Генриетта прошла в маленький салон, дверь которого Герда перед ней открыла, Генриетта настойчиво продолжала:
— Вы должны мне это сказать, Герда! Исключить этот вопрос о кобуре ничего не стоит, и тогда будет совершенно невозможно доказать, что вы как-то причастны к этому делу. Я нашла револьвер в зарослях у пруда, куда вы его бросили, и спрятала в такое место, куда вы его положить не могли. На нем отпечатки пальцев, которые никогда не смогут опознать. Остается только эта кобура! Вы должны мне сказать, что вы с ней сделали!
Она, совершенно не зная почему, очень спешила. На самом деле торопиться ей было некуда. Генриетта сделала все, чтобы ее не выследили, если бы это кому-нибудь вздумалось. Она поехала по дороге к Лондону, заправилась на бензоколонке и постаралась там всем продемонстрировать, что едет в Лондон. Проехав некоторое расстояние, она изменила направление и направилась по другой дороге — к морю.
Герда продолжала смотреть на нее своими большими глупыми глазами. «Скучно с ней, — подумала Генриетта, — каждый раз, чтобы что-то понять, ей. нужна целая вечность». Генриетта снова стала убеждать:
— Если эта кобура еще у вас, вы обязательно должны отдать ее мне! Я найду способ от нее избавиться! Это единственное доказательство вашей вины! Она еще у вас?
Герда утвердительно кивнула головой.
— Вы не отдаете себе отчета, что это глупость — держать ее у себя! — воскликнула Генриетта, которая не могла сдержать нетерпение.
— Эта кобура была в моей спальне. — объяснила Герда, — и я о ней совершенно забыла. Когда в наш дом на Гарлей-стрит приехала полиция, я разрезала кобуру на куски и спрятала в обрезках кожи, которые лежат у меня в сумке для рукоделия.
— Хорошая мысль!
— Я вовсе не такая дура, как все обо мне думают!
Она поднесла руку к горлу и два раза тихо повторила имя Джона.

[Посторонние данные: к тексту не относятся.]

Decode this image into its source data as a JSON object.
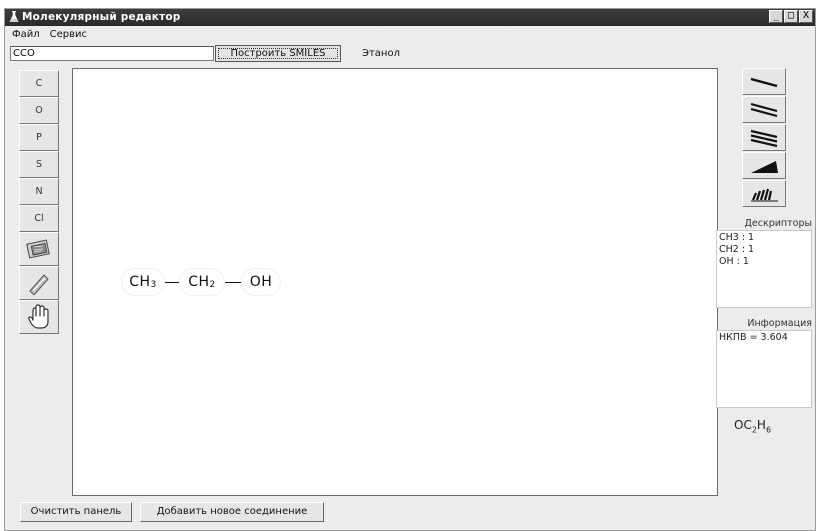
{
  "window": {
    "title": "Молекулярный редактор",
    "buttons": [
      "_",
      "□",
      "X"
    ]
  },
  "menu": {
    "items": [
      "Файл",
      "Сервис"
    ]
  },
  "smiles": {
    "value": "CCO",
    "build_label": "Построить SMILES",
    "compound_name": "Этанол"
  },
  "left_tools": {
    "text_buttons": [
      "C",
      "O",
      "P",
      "S",
      "N",
      "Cl"
    ],
    "icon_buttons": [
      "eraser-sheet-icon",
      "ruler-icon",
      "hand-icon"
    ]
  },
  "molecule": {
    "atoms": [
      {
        "symbol": "CH",
        "sub": "3"
      },
      {
        "symbol": "CH",
        "sub": "2"
      },
      {
        "symbol": "OH",
        "sub": ""
      }
    ]
  },
  "right_tools": {
    "icon_buttons": [
      "single-bond-icon",
      "double-bond-icon",
      "triple-bond-icon",
      "wedge-bond-icon",
      "hashed-wedge-bond-icon"
    ]
  },
  "descriptors": {
    "label": "Дескрипторы",
    "lines": [
      "CH3 : 1",
      "CH2 : 1",
      "OH : 1"
    ]
  },
  "information": {
    "label": "Информация",
    "lines": [
      "НКПВ = 3.604"
    ]
  },
  "formula": {
    "parts": [
      {
        "t": "OC",
        "s": "2"
      },
      {
        "t": "H",
        "s": "6"
      }
    ]
  },
  "bottom": {
    "clear_label": "Очистить панель",
    "add_label": "Добавить новое соединение"
  }
}
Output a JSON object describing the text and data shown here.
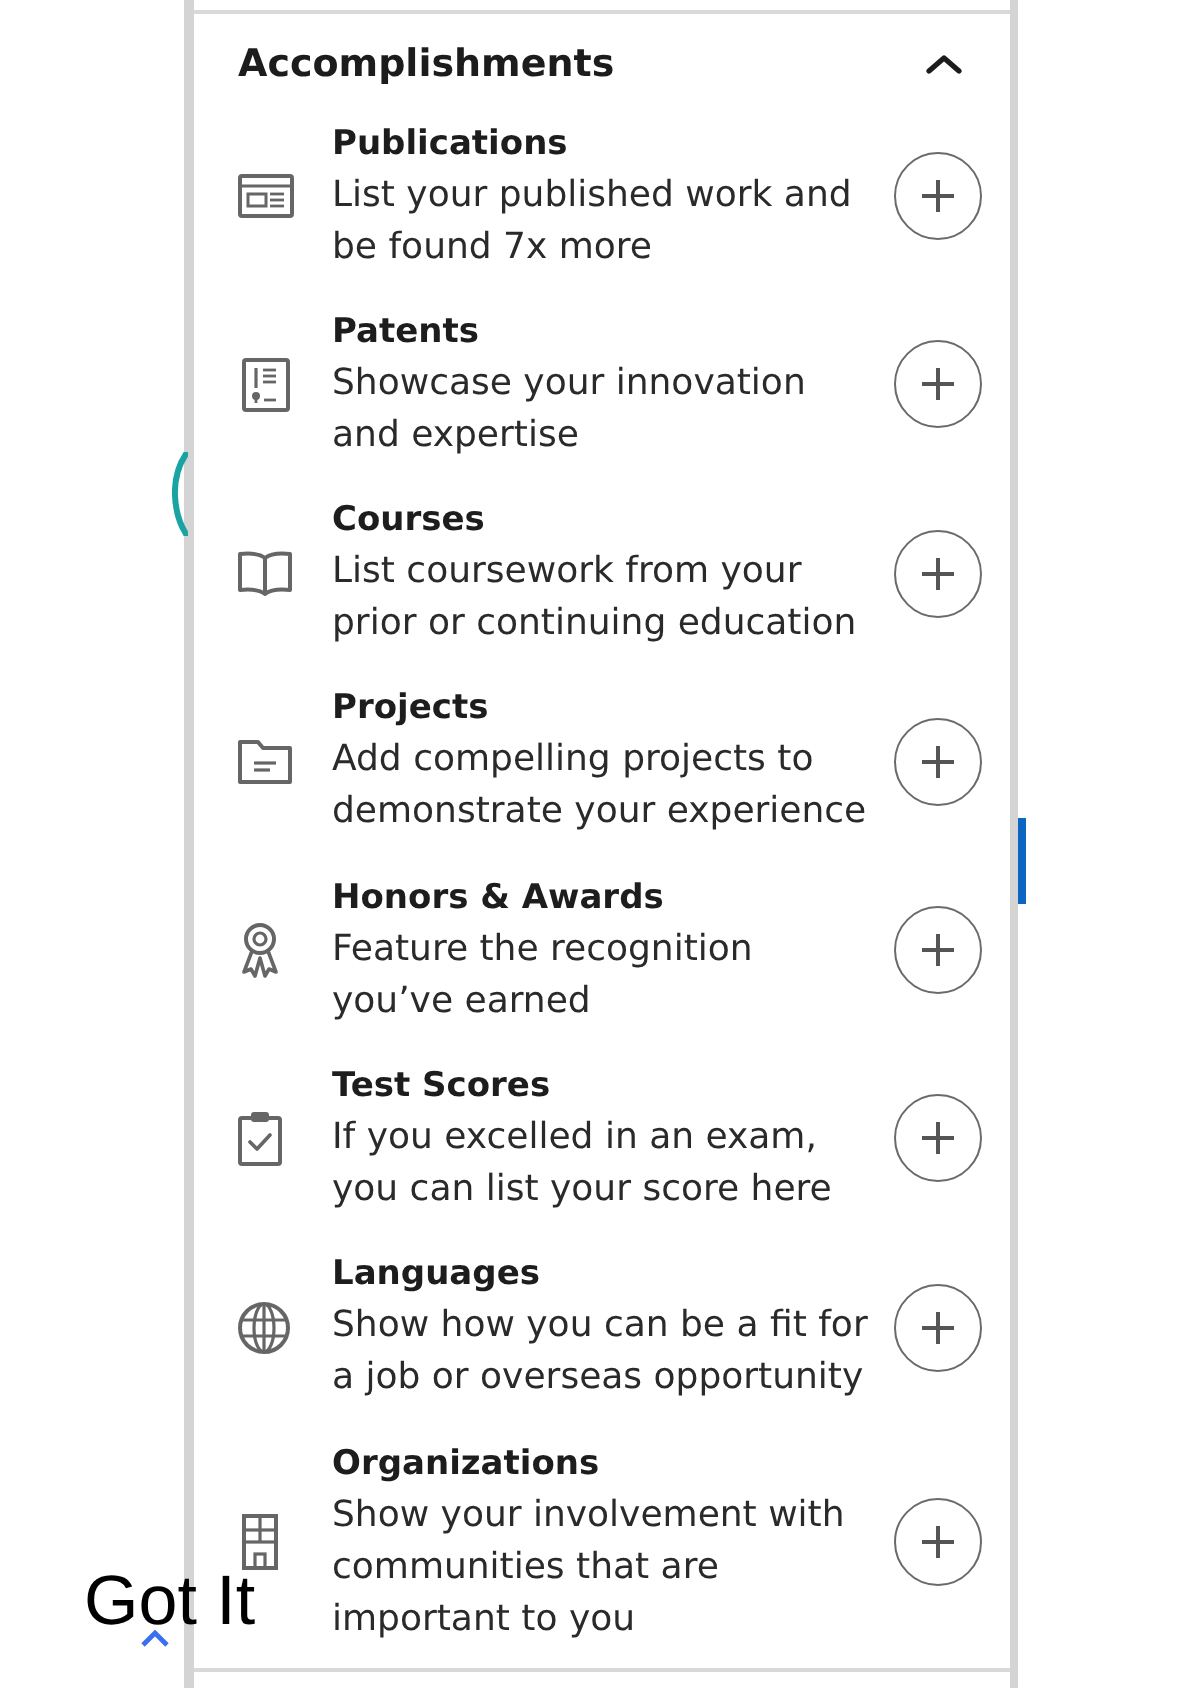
{
  "section": {
    "title": "Accomplishments",
    "expanded": true
  },
  "items": [
    {
      "title": "Publications",
      "description": "List your published work and be found 7x more"
    },
    {
      "title": "Patents",
      "description": "Showcase your innovation and expertise"
    },
    {
      "title": "Courses",
      "description": "List coursework from your prior or continuing education"
    },
    {
      "title": "Projects",
      "description": "Add compelling projects to demonstrate your experience"
    },
    {
      "title": "Honors & Awards",
      "description": "Feature the recognition you’ve earned"
    },
    {
      "title": "Test Scores",
      "description": "If you excelled in an exam, you can list your score here"
    },
    {
      "title": "Languages",
      "description": "Show how you can be a fit for a job or overseas opportunity"
    },
    {
      "title": "Organizations",
      "description": "Show your involvement with communities that are important to you"
    }
  ],
  "got_it": {
    "label": "Got It"
  }
}
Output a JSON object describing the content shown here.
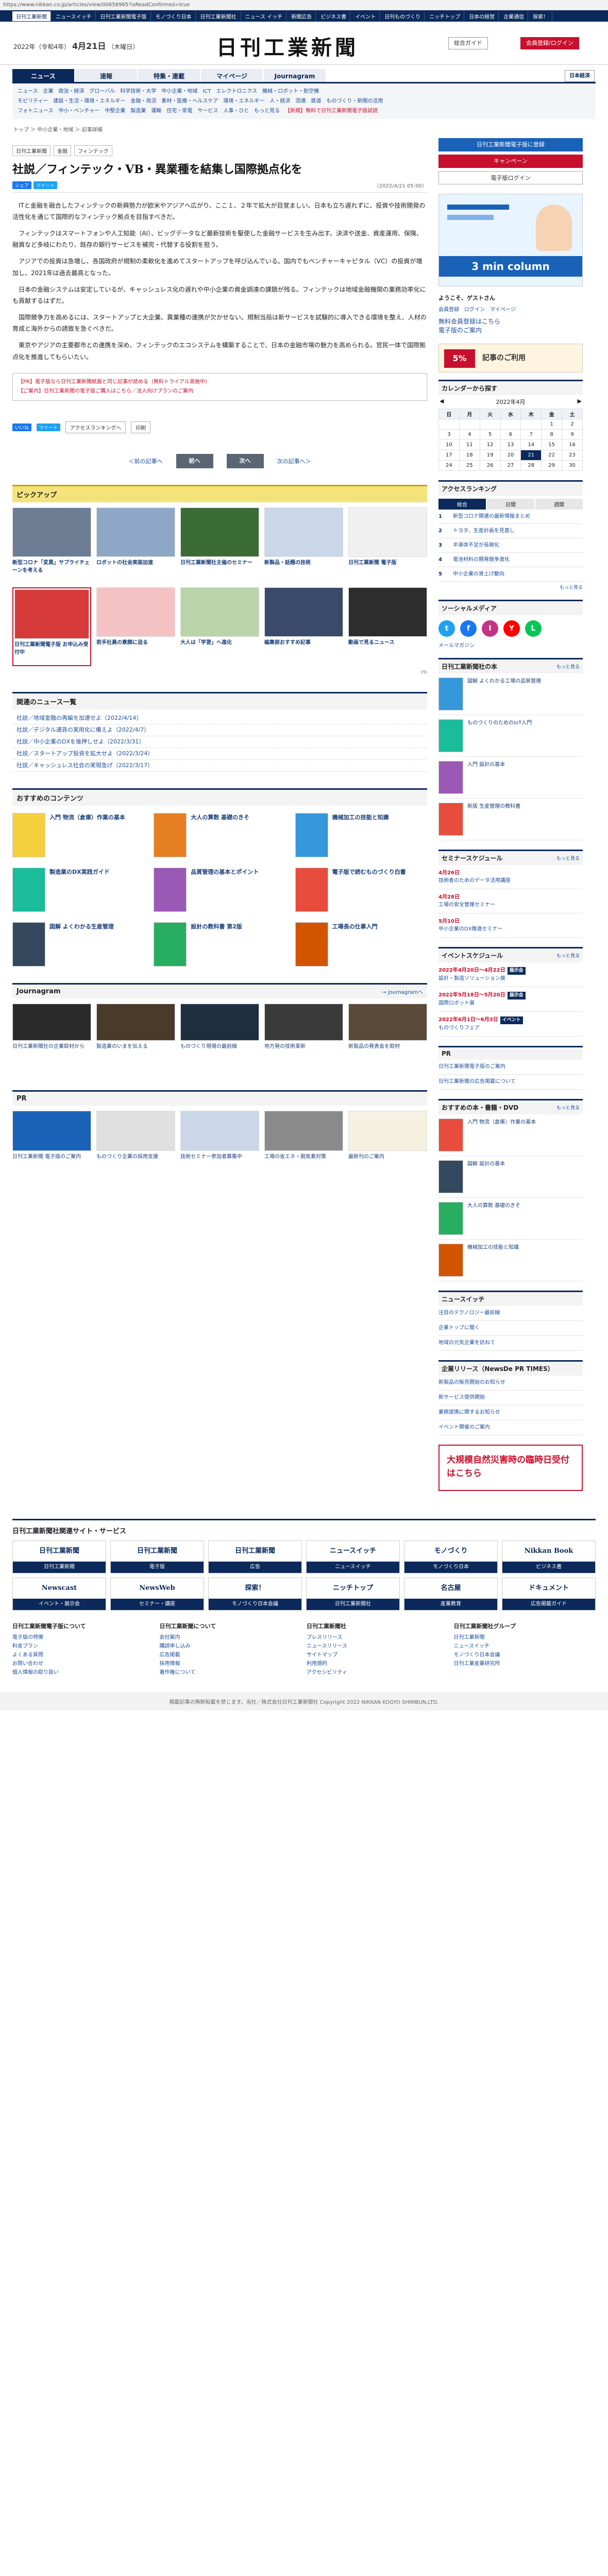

Генриетта искала слова утешения.
— Я знаю, дорогая, я знаю…
— Ничего вы не знаете и не можете знать! — Герда выпрямилась и взволнованно взглянула на Генриетту. — Джон меня обманывал! Он не был таким, каким я его себе представляла. Я это заметила в тот вечер, когда он пошел провожать ту женщину, Веронику Грей. Конечно, я знала, что он ее когда-то любил, но это было очень давно, за много лет до того, как мы поженились. Я была уверена, что все это кончилось…
— Нет, — Герда покачала головой, — эта женщина сказала, что не видела его много лет… Но только в глазах Джона я прочла совсем другое. Он пошел с ней, а я поднялась наверх в нашу комнату. Я пыталась читать, я взяла детективный роман, который Джон привез с собой. Джон все не возвращался. Тогда я встала и вышла. Было совсем светло, от луны… Я дошла до пруда. В павильоне горел свет… и они были там, Джон и эта женщина…
На секунду Генриетта закрыла глаза, а когда открыла их, то увидела совершенно другую Герду, с необычным выражением лица. Это уже не была кроткая, застенчивая и глупая женщина, которую знала Генриетта, это было беспощадное существо, которое сумело за себя отомстить и ни о чем не жалело.
— Я поверила Джону. Я верила в него… как верят в бога! Он мне казался самым благородным человеком на земле, я думала, что в нем все самое лучшее, что есть на этом свете. И все это был только обман! Мне ничего больше не оставалось! Ничего, потому что я обожала то, чего уже больше не существовало!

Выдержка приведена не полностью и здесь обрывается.